Pagi menjelang dan semua baik-baik saja. Dua hari terlewat sejak terakhir Akila bertemu Duta di Tol Aceh sore itu. Tak ada pembicaraan lebih lanjut tentang maksud ucapan laki-laki itu, keduanya langsung pulang setelah Duta menerima telepon dari seseorang yang Akila tidak tahu siapa itu.

Hari ini Akila libur kerja dan tidak ada jadwal kuliah. Terbiasa disibukkan dengan berbagai jadwal membuatnya kebingungan harus mengahabiskan 24 jam hari ini untuk apa. Tak ada tugas kuliah yang harus ia selesaikan, pekerjaan rumah tangga juga tak ada.

Lama berdiam diri di atas kasur, Akila dikejutkan dengan suara pintu kamar yang tiba-tiba diketuk dari luar. Pasti Distin.

“Kilaa,” panggil Distin.

“Masuk. Pintunya gak dikunci!” seru Akila dari dalam.

Baru membuka pintu, Distin menjulurkan kepala dan bertanya, “Tuan putri, gak kerja? Udah jam berapa ini?”

“Nggak, libur.”

“Libur apa meliburkan diri?” Distin mulai mendekat dan akhirnya mendudukkan diri pada pinggiran ranjang Akila.

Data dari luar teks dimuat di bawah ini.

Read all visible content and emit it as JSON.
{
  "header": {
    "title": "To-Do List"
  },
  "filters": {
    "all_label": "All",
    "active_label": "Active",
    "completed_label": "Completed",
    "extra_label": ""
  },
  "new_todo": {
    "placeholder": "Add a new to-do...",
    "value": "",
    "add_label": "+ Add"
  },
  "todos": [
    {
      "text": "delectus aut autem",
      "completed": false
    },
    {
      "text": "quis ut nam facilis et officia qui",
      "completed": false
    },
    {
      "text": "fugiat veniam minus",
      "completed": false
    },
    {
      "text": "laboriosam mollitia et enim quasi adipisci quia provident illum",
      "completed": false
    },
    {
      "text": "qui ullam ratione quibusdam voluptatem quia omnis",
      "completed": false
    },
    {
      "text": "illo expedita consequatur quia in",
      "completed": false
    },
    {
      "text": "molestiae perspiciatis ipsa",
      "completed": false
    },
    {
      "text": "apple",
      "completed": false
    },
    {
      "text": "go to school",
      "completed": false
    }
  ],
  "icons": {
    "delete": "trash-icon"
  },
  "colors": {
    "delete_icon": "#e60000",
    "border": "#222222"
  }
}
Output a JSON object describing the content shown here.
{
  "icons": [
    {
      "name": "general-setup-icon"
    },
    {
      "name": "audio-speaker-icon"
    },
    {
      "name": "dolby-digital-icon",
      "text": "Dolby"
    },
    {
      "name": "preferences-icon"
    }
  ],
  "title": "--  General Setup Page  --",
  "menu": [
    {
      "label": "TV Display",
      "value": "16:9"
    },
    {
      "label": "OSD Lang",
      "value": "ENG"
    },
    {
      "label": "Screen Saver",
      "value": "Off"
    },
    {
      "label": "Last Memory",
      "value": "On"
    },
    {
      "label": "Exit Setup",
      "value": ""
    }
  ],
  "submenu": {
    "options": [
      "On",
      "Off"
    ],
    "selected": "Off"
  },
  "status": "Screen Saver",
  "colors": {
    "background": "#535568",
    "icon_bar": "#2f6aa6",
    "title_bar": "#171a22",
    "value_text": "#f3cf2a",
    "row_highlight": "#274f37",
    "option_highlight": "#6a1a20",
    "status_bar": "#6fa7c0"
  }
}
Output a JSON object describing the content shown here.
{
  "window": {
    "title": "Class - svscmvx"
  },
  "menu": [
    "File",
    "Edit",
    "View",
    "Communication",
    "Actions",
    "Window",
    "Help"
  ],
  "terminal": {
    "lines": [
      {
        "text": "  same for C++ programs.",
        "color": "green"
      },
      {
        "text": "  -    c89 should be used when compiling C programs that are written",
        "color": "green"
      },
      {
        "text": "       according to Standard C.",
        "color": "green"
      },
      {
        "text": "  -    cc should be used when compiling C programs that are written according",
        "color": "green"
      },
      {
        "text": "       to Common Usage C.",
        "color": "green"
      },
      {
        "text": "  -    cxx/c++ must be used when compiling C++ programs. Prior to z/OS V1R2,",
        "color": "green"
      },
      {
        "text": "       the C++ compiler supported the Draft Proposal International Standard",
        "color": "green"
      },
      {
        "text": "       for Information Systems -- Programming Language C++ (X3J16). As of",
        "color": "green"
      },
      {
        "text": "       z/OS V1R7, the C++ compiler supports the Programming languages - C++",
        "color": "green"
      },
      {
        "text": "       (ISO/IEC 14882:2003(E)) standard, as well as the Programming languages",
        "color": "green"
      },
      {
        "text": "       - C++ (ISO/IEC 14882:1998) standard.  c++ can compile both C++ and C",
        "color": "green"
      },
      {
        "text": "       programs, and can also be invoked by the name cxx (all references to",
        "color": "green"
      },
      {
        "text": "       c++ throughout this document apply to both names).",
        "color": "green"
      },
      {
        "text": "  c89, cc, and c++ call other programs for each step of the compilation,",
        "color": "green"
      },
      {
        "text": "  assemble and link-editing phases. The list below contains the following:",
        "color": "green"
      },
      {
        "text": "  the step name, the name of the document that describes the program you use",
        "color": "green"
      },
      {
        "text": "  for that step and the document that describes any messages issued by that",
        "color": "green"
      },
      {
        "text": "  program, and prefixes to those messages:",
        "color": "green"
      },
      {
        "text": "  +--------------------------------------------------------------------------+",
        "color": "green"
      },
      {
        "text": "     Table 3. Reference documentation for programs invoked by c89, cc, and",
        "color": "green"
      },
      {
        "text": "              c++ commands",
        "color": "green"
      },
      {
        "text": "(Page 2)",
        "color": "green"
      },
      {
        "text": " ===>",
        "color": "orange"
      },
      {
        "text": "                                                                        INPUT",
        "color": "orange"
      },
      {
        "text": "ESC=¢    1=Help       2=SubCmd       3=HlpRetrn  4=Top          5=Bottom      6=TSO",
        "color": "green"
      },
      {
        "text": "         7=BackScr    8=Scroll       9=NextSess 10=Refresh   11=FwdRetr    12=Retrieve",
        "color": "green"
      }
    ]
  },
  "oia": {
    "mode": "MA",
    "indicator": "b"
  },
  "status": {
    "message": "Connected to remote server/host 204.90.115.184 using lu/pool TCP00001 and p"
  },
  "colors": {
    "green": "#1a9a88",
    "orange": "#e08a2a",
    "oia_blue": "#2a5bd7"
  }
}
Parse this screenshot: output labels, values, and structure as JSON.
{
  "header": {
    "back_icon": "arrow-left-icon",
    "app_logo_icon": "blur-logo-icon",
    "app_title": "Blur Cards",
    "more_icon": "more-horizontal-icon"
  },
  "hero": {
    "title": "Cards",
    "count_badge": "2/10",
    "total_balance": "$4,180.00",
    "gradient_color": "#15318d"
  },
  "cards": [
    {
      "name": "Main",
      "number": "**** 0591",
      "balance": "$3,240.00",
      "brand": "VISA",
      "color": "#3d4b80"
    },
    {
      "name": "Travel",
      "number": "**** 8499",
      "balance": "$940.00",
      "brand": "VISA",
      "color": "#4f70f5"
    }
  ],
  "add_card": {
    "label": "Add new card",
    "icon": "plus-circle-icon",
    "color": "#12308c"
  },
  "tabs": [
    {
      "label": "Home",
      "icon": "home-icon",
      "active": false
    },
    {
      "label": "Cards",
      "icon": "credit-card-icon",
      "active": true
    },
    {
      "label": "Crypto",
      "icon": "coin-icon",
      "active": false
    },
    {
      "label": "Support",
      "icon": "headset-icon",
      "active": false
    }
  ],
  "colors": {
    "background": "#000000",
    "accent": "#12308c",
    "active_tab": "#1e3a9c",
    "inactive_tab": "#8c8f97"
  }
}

“Libur, Abang pangeran! Beneran!”

“Iya-iya percaya,” ucap Distin sambil terkekeh dan mengulurkan tangan mengusap surai lembut sang adik. Perlakuan sederhana yang rasanya seperti mimpi bagi Distin. Kadang pada malam-malam panjang saat Distin sulit tidur, ia masih belum percaya bahwa Akila kembali jadi adik kecilnya yang dulu.

“Udah kebiasaan kerja jadi bingung kalau libur begini mau ngapain,” keluh Akila dengan bibir mengerucut.

“Gak kuliah emang?”

“Gak ada jadwal hari ini,” beritahu Akila.

Distin tampak mengangguk. “Bagus dong!”

Akila mengernyitkan dahi. “Apanya yang bagus?”

Distin berdiri dari duduknya. Mengambil dua langkah ke belakang, laki-laki itu mengulurkan sebelah tangannya yang terbuka ke atas pada Akila. Dengan sedikit membungkukkan badan, sang laki-laki tampan bertanya, “Tuan putri, mau berkencan dengan Abang pangeran hari ini?”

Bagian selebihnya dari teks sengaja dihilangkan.